Workshop by Sunao Katabuchi: The First Steps on a New Journey
A director Sunao Katabuchi held workshop at noon on Saturday, November 22.
He’s given the workshops every year since the beginning of Hiroshima International Film Festival (HIFF) and provided some commentaries on his own project and its progress of his two films. They are both based on Hiroshima and Kure. One of the two, “In this Corner of the World” is highly appreciated all over the world. And the other one, “In this Corner (and Other Corners) of the World” got finally released last year and enjoyed its great reputation.
Dir. Katabuchi is now forming a plot for his next work and has revealed that he’s conducting research about Kyoto in the Heian period (about 1200~800 years ago), where new film is set.
“My next film doesn’t take place in Hiroshima but Kyoto. So, I have no anecdotes related to this place today, I’m sorry. But still I believe people in this city gave me the motivation to start another filmmaking, as well as the previous two films of mine.”
As he promised that he would host events in HIFF to report the progress of his new production until it is finished, a big applause broke out from the audience.
Dir. Katabuchi is known for the style that he develops his story and image by making thorough research many times. “Mai Mai Miracle” (2009) is a good example he made use of his investigation. This animated movie was set on Hofu in Yamaguchi Prefecture, where Sei Shonagon, who authored “The Pillow Book” about 1000 years ago, spent her childhood.
Dir Katabuchi looked over source materials about the city in Yamaguchi Prefecture, and had her appear in the film as a girl who lived 1000 years ago. “It’s my ingrained habit to investigate something in my mind thoroughly. I’d have liked to see what the girl’s life was like through records so that I can reorganize it as another story.” He looks at the town on which his film is set, through various materials and have close consideration about what the area was like in the past and how people lived there.
“I often find some surprising matters as I see things from multiple aspects. Even if I could find only one fact out of records, it would enable me to expand my imagination on it. What I do is so to speak ‘scenario-scouting’.”While most Japanese likely to imagine Sei Shonagon as a well-talented lady in gorgeous garments, Dir. Katabuchi tries to pursue what she really was.

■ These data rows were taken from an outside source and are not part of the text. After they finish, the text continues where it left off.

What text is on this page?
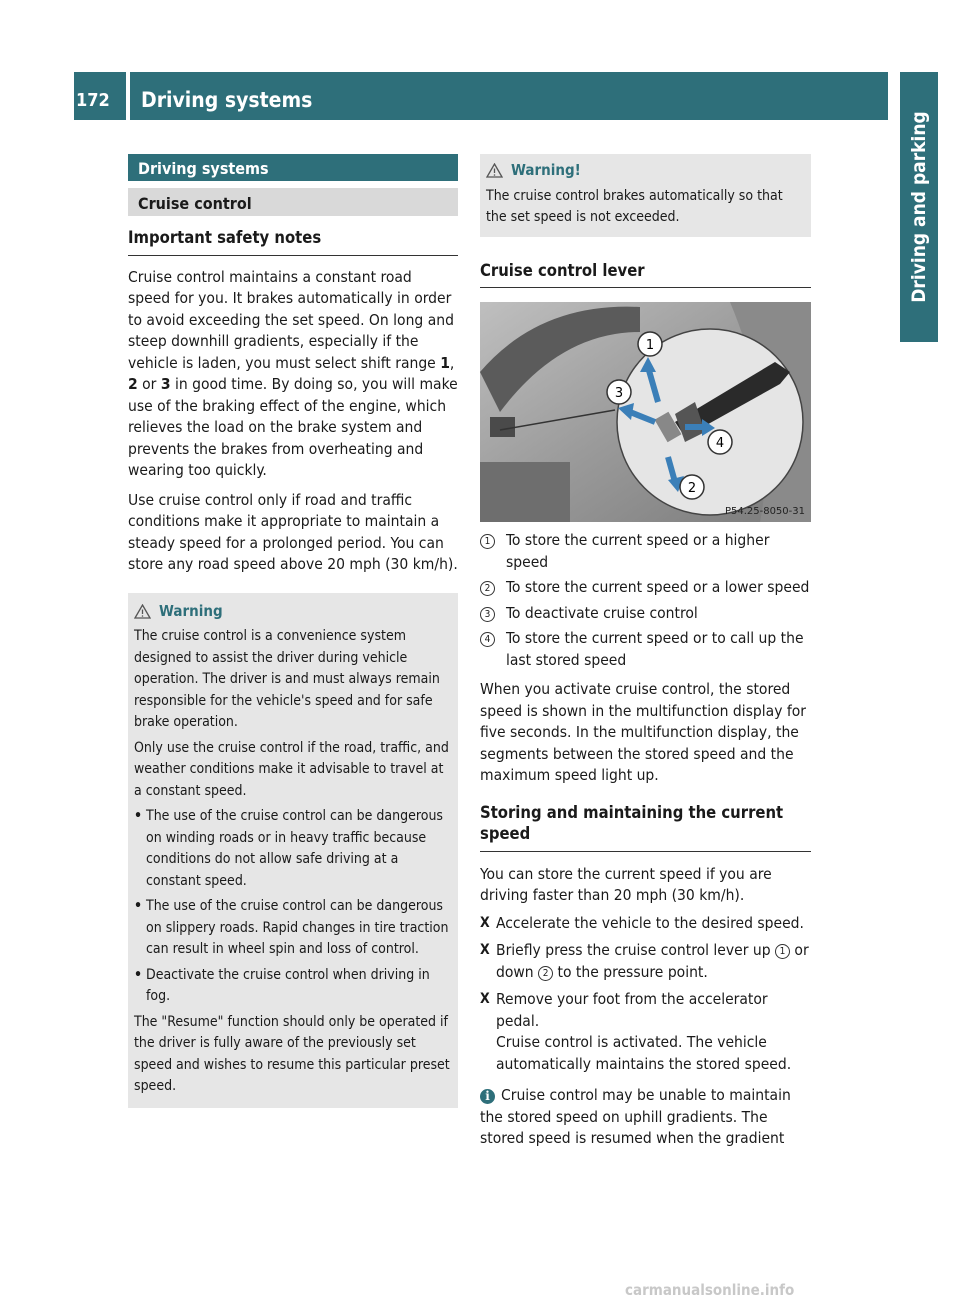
172 Driving systems
Driving and parking
Driving systems
Cruise control
Important safety notes

Cruise control maintains a constant road speed for you. It brakes automatically in order to avoid exceeding the set speed. On long and steep downhill gradients, especially if the vehicle is laden, you must select shift range 1, 2 or 3 in good time. By doing so, you will make use of the braking effect of the engine, which relieves the load on the brake system and prevents the brakes from overheating and wearing too quickly.

Use cruise control only if road and traffic conditions make it appropriate to maintain a steady speed for a prolonged period. You can store any road speed above 20 mph (30 km/h).

Warning

The cruise control is a convenience system designed to assist the driver during vehicle operation. The driver is and must always remain responsible for the vehicle's speed and for safe brake operation.

Only use the cruise control if the road, traffic, and weather conditions make it advisable to travel at a constant speed.

• The use of the cruise control can be dangerous on winding roads or in heavy traffic because conditions do not allow safe driving at a constant speed.
• The use of the cruise control can be dangerous on slippery roads. Rapid changes in tire traction can result in wheel spin and loss of control.
• Deactivate the cruise control when driving in fog.

The "Resume" function should only be operated if the driver is fully aware of the previously set speed and wishes to resume this particular preset speed.

Warning!

The cruise control brakes automatically so that the set speed is not exceeded.

Cruise control lever
1
2
3
4
P54.25-8050-31
1	To store the current speed or a higher speed
2	To store the current speed or a lower speed
3	To deactivate cruise control
4	To store the current speed or to call up the last stored speed

When you activate cruise control, the stored speed is shown in the multifunction display for five seconds. In the multifunction display, the segments between the stored speed and the maximum speed light up.

Storing and maintaining the current speed

You can store the current speed if you are driving faster than 20 mph (30 km/h).

X Accelerate the vehicle to the desired speed.
X Briefly press the cruise control lever up 1 or down 2 to the pressure point.
X Remove your foot from the accelerator pedal.
Cruise control is activated. The vehicle automatically maintains the stored speed.

i Cruise control may be unable to maintain the stored speed on uphill gradients. The stored speed is resumed when the gradient

carmanualsonline.info
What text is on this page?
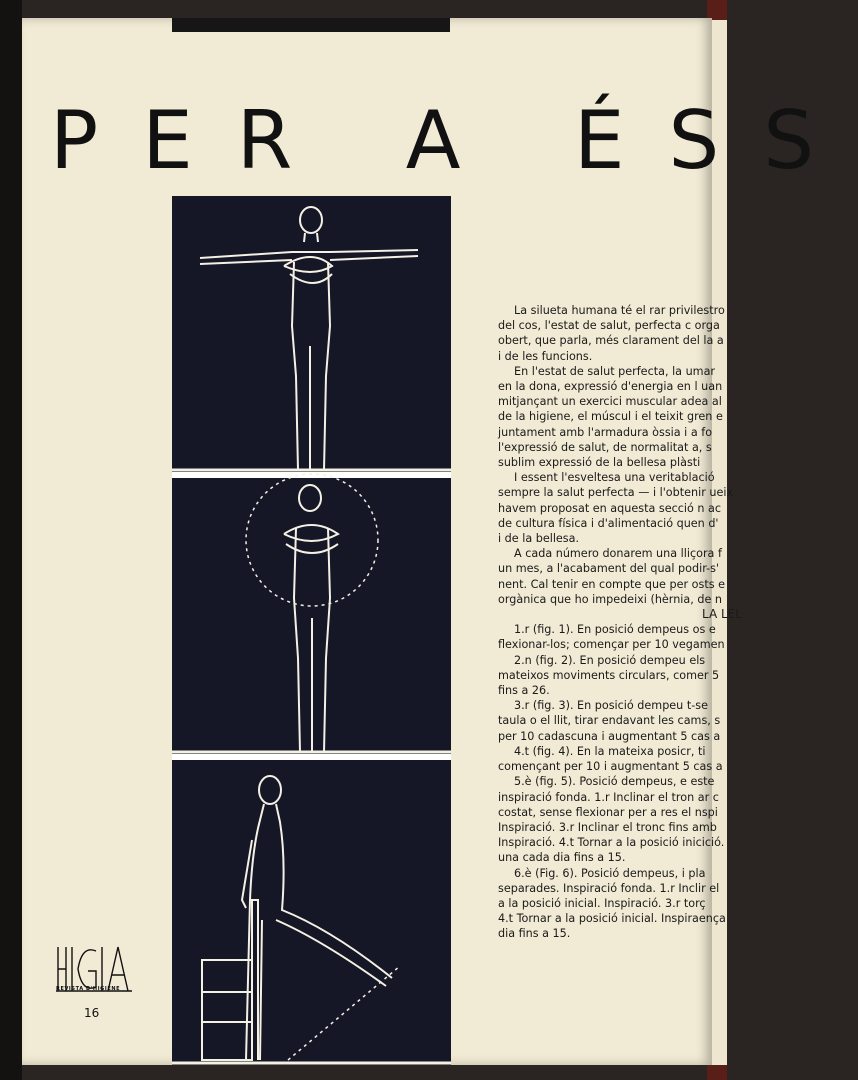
PER A ÉSS
REVISTA D'HIGIENE
16

La silueta humana té el rar privilestro

del cos, l'estat de salut, perfecta c orga

obert, que parla, més clarament del la a

i de les funcions.

En l'estat de salut perfecta, la umar

en la dona, expressió d'energia en l uan

mitjançant un exercici muscular adea al

de la higiene, el múscul i el teixit gren e

juntament amb l'armadura òssia i a fo

l'expressió de salut, de normalitat a, s

sublim expressió de la bellesa plàsti

I essent l'esveltesa una veritablació

sempre la salut perfecta — i l'obtenir ueix

havem proposat en aquesta secció n ac

de cultura física i d'alimentació quen d'

i de la bellesa.

A cada número donarem una lliçora f

un mes, a l'acabament del qual podir-s'

nent. Cal tenir en compte que per osts e

orgànica que ho impedeixi (hèrnia, de n

LA LEL

1.r (fig. 1). En posició dempeus os e

flexionar-los; començar per 10 vegamen

2.n (fig. 2). En posició dempeu els

mateixos moviments circulars, comer 5

fins a 26.

3.r (fig. 3). En posició dempeu t-se

taula o el llit, tirar endavant les cams, s

per 10 cadascuna i augmentant 5 cas a

4.t (fig. 4). En la mateixa posicr, ti

començant per 10 i augmentant 5 cas a

5.è (fig. 5). Posició dempeus, e este

inspiració fonda. 1.r Inclinar el tron ar c

costat, sense flexionar per a res el nspi

Inspiració. 3.r Inclinar el tronc fins amb

Inspiració. 4.t Tornar a la posició inicició.

una cada dia fins a 15.

6.è (Fig. 6). Posició dempeus, i pla

separades. Inspiració fonda. 1.r Inclir el

a la posició inicial. Inspiració. 3.r torç

4.t Tornar a la posició inicial. Inspiraença

dia fins a 15.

“In her essay, for example, she recalled her childhood and wrote herself as a shy girl, who had often hidden in the shadow. She also described what the young herself had seen so vividly that I feel like I can visualize her life.
‘The Pillow Book’ has many other narratives which give you fresh impression which is different from what history textbooks teach. I hope more Japanese read it and find the Heian period to be an interesting subject.” Dir Katabuchi explained.
Historical sources often imply to him some other interesting person existed around her. He’s now elaborating how he can put their emotional movement into one film.
He concluded the workshop by talking about his enthusiasm; he would like to make his next film satisfying audience overseas regardless of their nationalities or cultures. “It isn’t clear when it’s on screen though, I’d like to convey the characters’ real ways of lives, beyond exoticism of Japan, to the world.”